12  Vous devriez être, depuis le temps, des maîtres et vous avez de nouveau besoin qu’on vous enseigne les tout premiers éléments des paroles de Dieu. Vous en êtes arrivés au point d’avoir besoin de lait, non de nourriture solide.
13  Quiconque en est encore au lait ne peut suivre un raisonnement sur ce qui est juste, car c’est un bébé.
14  Les adultes, par contre, prennent de la nourriture solide, eux qui, par la pratique, ont les sens exercés à discerner ce qui est bon et ce qui est mauvais.
1  Ainsi donc, laissons l’enseignement élémentaire sur le Christ pour nous élever à une perfection d’adulte, sans revenir sur les données fondamentales: repentir des œuvres mortes et foi en Dieu,
2  doctrine des baptêmes et imposition des mains, résurrection des morts et jugement définitif.
3  Voilà ce que nous allons faire, si du moins Dieu le permet.
4  Il est impossible, en effet, que des hommes qui un jour ont reçu la lumière, ont goûté au don céleste, ont eu part à l’Esprit Saint,
5  ont savouré la parole excellente de Dieu et les forces du monde à venir,
6  et qui pourtant sont retombés, - il est impossible qu’ils trouvent une seconde fois le renouveau, en remettant sur la croix le Fils de Dieu pour leur conversion et en l’exposant aux injures.
7  Lorsqu’une terre boit les fréquentes ondées qui tombent sur elle et produit une végétation utile à ceux qui la font cultiver, elle reçoit de Dieu sa part de bénédiction.
8  Mais produit-elle épines et chardons, elle est jugée sans valeur, bien près d’être maudite, et finira par être brûlée.

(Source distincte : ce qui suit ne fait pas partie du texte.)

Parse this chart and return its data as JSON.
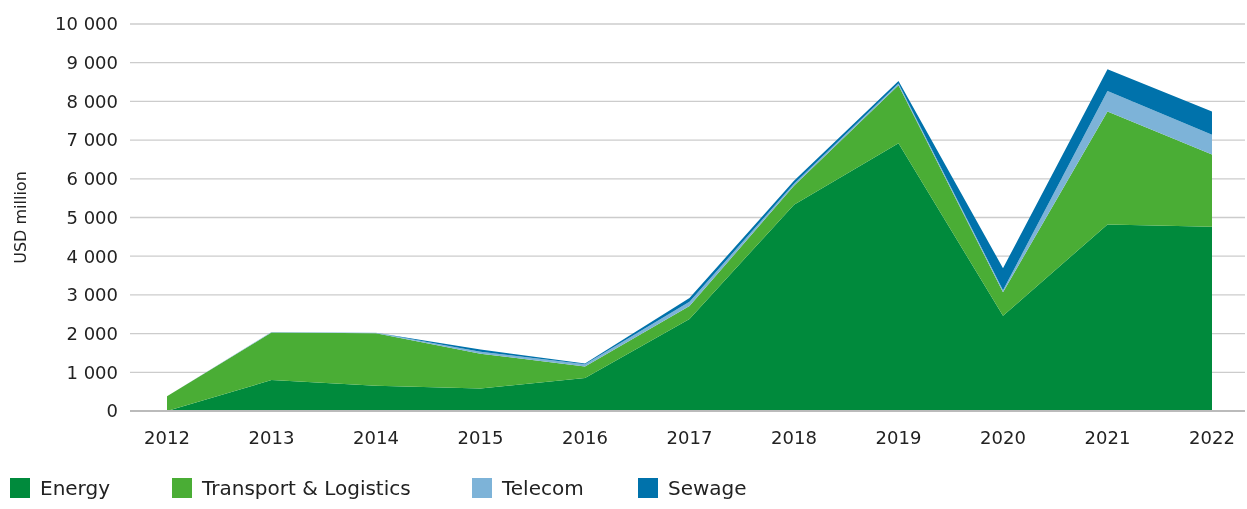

La foi ouvre l’accès à des réalités inaccessibles aux sens, inaccessibles à la vue. Hors la foi, ces réalités sont a priori incompréhensibles. Et voilà donc que les lecteurs ont de la difficulté à les comprendre (et on peut donc se mettre à leur place : ce qui ne se voit pas est difficilement accessible).

Voilà donc qu’ils n’ont pas assis — sur la foi — ce qu’ils auraient dû dès lors acquérir en compréhension. Bref, en termes imagés, ils n’ont pas assimilé une nourriture d’adultes dans la foi : ils en sont au lait, nourriture de bébés, facilement assimilable. Métaphore d’une incapacité à assimiler ce qui est au-delà des sens, au-delà du visible. Façon de dire « je crois ce que je vois », ou, à la limite, je veux bien croire ce qui ne demande pas trop d’efforts au-delà de ce qui se voit : les ablutions (le mot technique utilisé pour ce faire étant « baptême » – ici comme dans la traduction grecque de la Bible hébraïque dite des LXX, utilisée par l’Épître aux Hébreux. Le même mot pour « ablutions », « baptêmes », est employé par Luc, par ex.) ; les ablutions, donc, depuis les ablutions traditionnelles du judaïsme, voire celles de Qumran, jusqu’au baptême de Jean et au baptême chrétien (facile : cela se voit). On veut bien aller jusqu’à assimiler que cela symbolise le repentir et la foi en Dieu. Imposition des mains, de même : cela se voit. Mais dans tous les cas, on peine à en venir à la signification du rite concernant la dimension de l’Esprit Saint : la signification spirituelle.

On veut même aller jusqu’à admettre l’enseignement catéchétique sur la résurrection des morts et le jugement dernier (on n’est pas à une époque rationaliste : on peut admettre cette forme d’une fin de l’Histoire et d’un au-delà) ! On admet aussi les choses élémentaires de ce qu’ont dit les Apôtres sur le Christ. Là pourtant cela ne se voit pas ! On se contente de l’admettre : cet homme remarquable a existé ! Mais pas au point d’y voir un point de départ pour un approfondissement. Pas au point de réfléchir à la signification spirituelle que cela implique : il ne faut tout de même pas trop en demander ! Bref, rien en tout cela de suffisamment fermement cru pour que l’on bâtisse à partir de là.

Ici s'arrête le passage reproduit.